La mise en place du collectif CPE repose uniquement sur la volonté des groupes de cause radicaux et de Médecins du Monde de participer également aux débats publics sur la loi contre les exclusions sociales. Le fonctionnement de ce collectif apparaît comme une expérience particulièrement enrichissante pour les groupes de cause qui en sont membres. Cet enrichissement s’exprime de plusieurs manières. La mise en place du deuxième collectif permet à certaines organisations de défense de la cause des plus démunis de se rencontrer, de découvrir les « visages » qui étaient jusqu’alors méconnus, de nouer des relations et des contacts avec d’autres organisations et de construire un projet commun. Cette initiative est d’autant plus souhaitable que certaines groupes de cause n’entretenaient pas de relations avec d’autres malgré le fait que tous agissaient dans le champ « exclusion » :

‘« Non, pas du tout, pas du tout parce que quand on a constitué ce groupe, on a invité tout le monde. Ceux qu’on connaissait y compris ceux qui étaient dans le réseau « Alerte ». La toute première réunion pour préparer la réunion de 1995 qui a été la réunion fondatrice du collectif, on a invité la Croix rouge, l’Entraide protestante, le Secours catholique....enfin toutes les associations membres de l’Uniopss, absolument et après on a formé le groupe. Nous, on était tous ouverts, c’était notre force et c’est après par euh... telle association a dit à telle association de venir et c’est comme ça qu’on s’est retrouvé avec 40 autres associations. Mais au début, on voulait euh... travailler pour faire des propositions très concrètes sur la loi contre les exclus avec tous les gens de bonne volonté ». 443

Le collectif CPE permet à ses membres de se découvrir, c’est-à-dire de comprendre les approches philosophiques des uns et des autres, car tous n’ont pas toujours la même approche de la problématique de l’exclusion et de la pauvreté. Enfin l’espace de dialogue renforce la capacité d’action de ses membres en termes de compréhension, d’analyses et de construction des propositions. Le deuxième collectif des groupes de cause est incontestablement un « espace » de rencontres, ce qui implique une compétition, une concurrence, c’est-à-dire la recherche pour chaque groupe de cause du triomphe de ses idées, mais aussi la nécessité des concessions, d’une adaptation aux thèses des autres. C’est l’espace du débat, de la contradiction, du compromis et enfin de la recherche du consensus.

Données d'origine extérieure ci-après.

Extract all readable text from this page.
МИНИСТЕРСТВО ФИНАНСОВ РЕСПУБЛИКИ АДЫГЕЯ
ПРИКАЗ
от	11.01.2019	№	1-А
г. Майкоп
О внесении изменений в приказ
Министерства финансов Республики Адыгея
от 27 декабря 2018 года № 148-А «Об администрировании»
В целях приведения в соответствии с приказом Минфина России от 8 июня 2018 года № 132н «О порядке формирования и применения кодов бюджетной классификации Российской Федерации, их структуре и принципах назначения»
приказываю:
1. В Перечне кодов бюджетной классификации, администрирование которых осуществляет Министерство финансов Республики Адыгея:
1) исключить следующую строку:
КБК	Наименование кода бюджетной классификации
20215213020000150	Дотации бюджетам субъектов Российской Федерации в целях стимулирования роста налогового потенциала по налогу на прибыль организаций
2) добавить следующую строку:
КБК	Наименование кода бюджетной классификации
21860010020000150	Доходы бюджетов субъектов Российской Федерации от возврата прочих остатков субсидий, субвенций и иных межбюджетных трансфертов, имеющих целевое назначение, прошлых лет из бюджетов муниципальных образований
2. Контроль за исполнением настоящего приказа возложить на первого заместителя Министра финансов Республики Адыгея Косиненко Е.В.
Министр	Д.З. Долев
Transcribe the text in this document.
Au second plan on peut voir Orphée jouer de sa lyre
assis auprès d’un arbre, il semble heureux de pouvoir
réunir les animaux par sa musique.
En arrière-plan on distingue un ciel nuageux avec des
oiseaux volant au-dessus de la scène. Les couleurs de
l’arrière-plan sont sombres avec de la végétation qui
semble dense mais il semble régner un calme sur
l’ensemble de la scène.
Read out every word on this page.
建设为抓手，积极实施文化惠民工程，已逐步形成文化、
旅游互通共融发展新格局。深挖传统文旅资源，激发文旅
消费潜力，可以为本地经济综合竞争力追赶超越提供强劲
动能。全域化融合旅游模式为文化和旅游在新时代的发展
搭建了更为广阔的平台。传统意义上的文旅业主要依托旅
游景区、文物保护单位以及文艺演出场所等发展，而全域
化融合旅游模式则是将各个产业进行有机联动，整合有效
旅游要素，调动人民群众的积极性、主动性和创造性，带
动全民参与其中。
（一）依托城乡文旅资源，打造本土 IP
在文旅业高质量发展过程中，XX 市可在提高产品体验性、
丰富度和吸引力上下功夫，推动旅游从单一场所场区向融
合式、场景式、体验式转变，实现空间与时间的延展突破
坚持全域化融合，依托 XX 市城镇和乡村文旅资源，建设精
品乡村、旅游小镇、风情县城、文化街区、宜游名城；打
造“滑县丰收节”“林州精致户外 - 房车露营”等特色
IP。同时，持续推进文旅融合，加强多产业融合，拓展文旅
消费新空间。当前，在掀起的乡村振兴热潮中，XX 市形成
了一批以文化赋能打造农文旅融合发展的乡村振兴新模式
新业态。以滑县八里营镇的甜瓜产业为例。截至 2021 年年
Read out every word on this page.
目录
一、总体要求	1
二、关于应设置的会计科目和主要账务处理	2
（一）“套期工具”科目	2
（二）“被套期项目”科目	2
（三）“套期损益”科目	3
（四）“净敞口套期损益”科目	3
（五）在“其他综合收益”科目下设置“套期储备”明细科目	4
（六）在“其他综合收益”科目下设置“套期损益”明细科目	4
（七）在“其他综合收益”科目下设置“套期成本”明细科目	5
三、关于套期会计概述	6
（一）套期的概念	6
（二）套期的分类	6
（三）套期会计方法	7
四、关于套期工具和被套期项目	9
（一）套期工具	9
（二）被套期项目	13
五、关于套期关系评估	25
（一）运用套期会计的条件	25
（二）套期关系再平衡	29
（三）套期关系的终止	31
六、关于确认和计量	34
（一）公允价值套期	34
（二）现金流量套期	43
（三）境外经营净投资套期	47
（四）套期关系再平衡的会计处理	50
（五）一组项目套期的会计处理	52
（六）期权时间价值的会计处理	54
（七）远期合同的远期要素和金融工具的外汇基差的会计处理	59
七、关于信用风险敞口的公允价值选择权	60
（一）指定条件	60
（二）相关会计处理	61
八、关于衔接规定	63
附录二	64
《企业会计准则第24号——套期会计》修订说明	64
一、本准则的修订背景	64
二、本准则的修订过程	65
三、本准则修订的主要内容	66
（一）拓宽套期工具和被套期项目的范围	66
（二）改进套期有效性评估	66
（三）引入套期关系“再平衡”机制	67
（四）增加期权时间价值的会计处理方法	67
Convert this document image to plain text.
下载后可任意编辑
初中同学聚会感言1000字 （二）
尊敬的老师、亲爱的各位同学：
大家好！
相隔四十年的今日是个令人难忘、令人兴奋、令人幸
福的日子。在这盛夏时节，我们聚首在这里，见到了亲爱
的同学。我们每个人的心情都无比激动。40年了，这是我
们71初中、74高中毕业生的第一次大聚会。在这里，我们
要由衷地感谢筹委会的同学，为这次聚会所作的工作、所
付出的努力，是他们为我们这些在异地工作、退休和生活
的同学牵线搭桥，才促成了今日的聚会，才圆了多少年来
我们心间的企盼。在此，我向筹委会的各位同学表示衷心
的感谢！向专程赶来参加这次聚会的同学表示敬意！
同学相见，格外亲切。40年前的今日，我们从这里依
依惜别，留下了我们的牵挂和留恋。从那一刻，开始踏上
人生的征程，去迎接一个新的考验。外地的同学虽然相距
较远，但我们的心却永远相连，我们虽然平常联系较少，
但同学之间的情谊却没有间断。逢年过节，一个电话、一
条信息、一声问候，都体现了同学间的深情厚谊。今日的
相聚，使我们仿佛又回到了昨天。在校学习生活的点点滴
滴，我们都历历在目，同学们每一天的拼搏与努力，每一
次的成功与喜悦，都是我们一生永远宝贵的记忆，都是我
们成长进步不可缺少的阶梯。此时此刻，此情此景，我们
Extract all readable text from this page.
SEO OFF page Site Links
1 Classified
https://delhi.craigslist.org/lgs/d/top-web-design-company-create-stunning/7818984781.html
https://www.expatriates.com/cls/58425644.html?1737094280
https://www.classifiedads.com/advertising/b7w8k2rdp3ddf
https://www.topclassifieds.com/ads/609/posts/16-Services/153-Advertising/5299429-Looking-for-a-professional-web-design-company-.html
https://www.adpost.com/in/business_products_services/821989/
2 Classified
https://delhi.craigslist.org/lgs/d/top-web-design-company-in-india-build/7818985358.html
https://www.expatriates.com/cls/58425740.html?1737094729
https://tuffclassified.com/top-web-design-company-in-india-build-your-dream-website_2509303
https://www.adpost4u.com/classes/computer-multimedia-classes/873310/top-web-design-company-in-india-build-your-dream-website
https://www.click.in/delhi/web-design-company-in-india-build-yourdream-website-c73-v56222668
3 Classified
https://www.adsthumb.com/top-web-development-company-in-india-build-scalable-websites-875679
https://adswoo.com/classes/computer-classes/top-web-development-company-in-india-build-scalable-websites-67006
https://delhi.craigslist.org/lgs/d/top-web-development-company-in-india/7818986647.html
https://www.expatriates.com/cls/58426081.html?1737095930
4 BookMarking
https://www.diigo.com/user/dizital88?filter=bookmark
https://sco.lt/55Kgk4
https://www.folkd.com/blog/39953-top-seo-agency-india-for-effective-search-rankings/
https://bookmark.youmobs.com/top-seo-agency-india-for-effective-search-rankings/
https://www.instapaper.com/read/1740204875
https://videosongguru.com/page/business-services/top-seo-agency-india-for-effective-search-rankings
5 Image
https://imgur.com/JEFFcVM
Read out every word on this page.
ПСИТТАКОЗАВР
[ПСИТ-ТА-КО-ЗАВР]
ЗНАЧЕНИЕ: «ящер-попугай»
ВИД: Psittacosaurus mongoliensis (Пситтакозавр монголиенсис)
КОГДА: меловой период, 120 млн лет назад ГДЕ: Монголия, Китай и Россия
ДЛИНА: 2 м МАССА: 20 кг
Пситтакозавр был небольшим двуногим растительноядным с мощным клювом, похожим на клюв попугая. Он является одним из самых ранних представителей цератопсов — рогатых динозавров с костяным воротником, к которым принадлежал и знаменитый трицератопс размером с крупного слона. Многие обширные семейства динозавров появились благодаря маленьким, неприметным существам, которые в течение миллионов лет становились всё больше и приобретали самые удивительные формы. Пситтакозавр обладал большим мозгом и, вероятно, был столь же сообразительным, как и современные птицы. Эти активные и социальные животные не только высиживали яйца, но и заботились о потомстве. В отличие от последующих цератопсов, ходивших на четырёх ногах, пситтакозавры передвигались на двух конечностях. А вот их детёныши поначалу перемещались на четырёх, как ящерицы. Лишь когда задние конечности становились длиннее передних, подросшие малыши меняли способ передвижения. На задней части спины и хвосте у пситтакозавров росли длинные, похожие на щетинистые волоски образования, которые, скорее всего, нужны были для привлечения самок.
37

Les groupes de cause du deuxième collectif CPE n’inscrivent pas leurs actions sociale et politique dans une logique de contestation ou de remise en cause du collectif Alerte ainsi que le confirme Jean-Baptiste Eyraud du DAL, en déclarant : « nous n’avons pas créé le collectif « CPE » pour concurrencer le collectif « Alerte » » 444 . Les créateurs du collectif CPE souhaitent se réunir pour élaborer leurs propositions afin de pouvoir prendre part au processus d’élaboration de la loi. La participation de ce collectif à l’œuvre de construction de la loi ne sert pas à contester la légitimité de la Commission Lutte contre la pauvreté et l’exclusion sociale ou même celle des grandes organisations caritatives nationales qui sont membres du premier collectif Alerte. La création du second collectif ne constitue dans l’esprit de ses fondateurs, ni une atteinte à la légitimité du collectif Alerte, ni l’expression de la volonté de le concurrencer :

‘« Ce n’était pas un contrepoids. Ça n’a pas été pensé comme ça après dans les faits ça a pu apparaître comme ça parce que du coup il y avait deux groupes qui travaillaient de façon parallèle hein... nous en gros au milieu mais on était plusieurs à être dans les deux collectifs. Il y en avait 3 ou 4 qui étaient dans les deux collectifs. Non, ce n’était pas l’histoire de faire contrepoids, c’était vraiment de faire avancer les choses et puis nous à Médecins du Monde, on est très pragmatique. On se dit si ça avance bien avec ce groupe, on fait avec ce groupe et puis après on verra avec l’autre, ça ne nous a pas posé de problème difficile » 445 . ’

Les responsables du collectif CPE ne se positionnent pas en adversaires du collectif Alerte : « nous n’étions pas en concurrence contre le collectif Alerte parce que […] on n’est pas sur le même champ »  446 . Ces derniers souhaitent plutôt apparaître comme un collectif dont l’action s’inscrit dans une logique complémentaire à celle du collectif Alerte. Autrement dit, bien que le collectif CPE ne se positionne pas en contestataire de la légitimité de l’action du collectif Alerte, la création du deuxième collectif n’est pas bien vu par certains groupes de cause membres du premier collectif 447 .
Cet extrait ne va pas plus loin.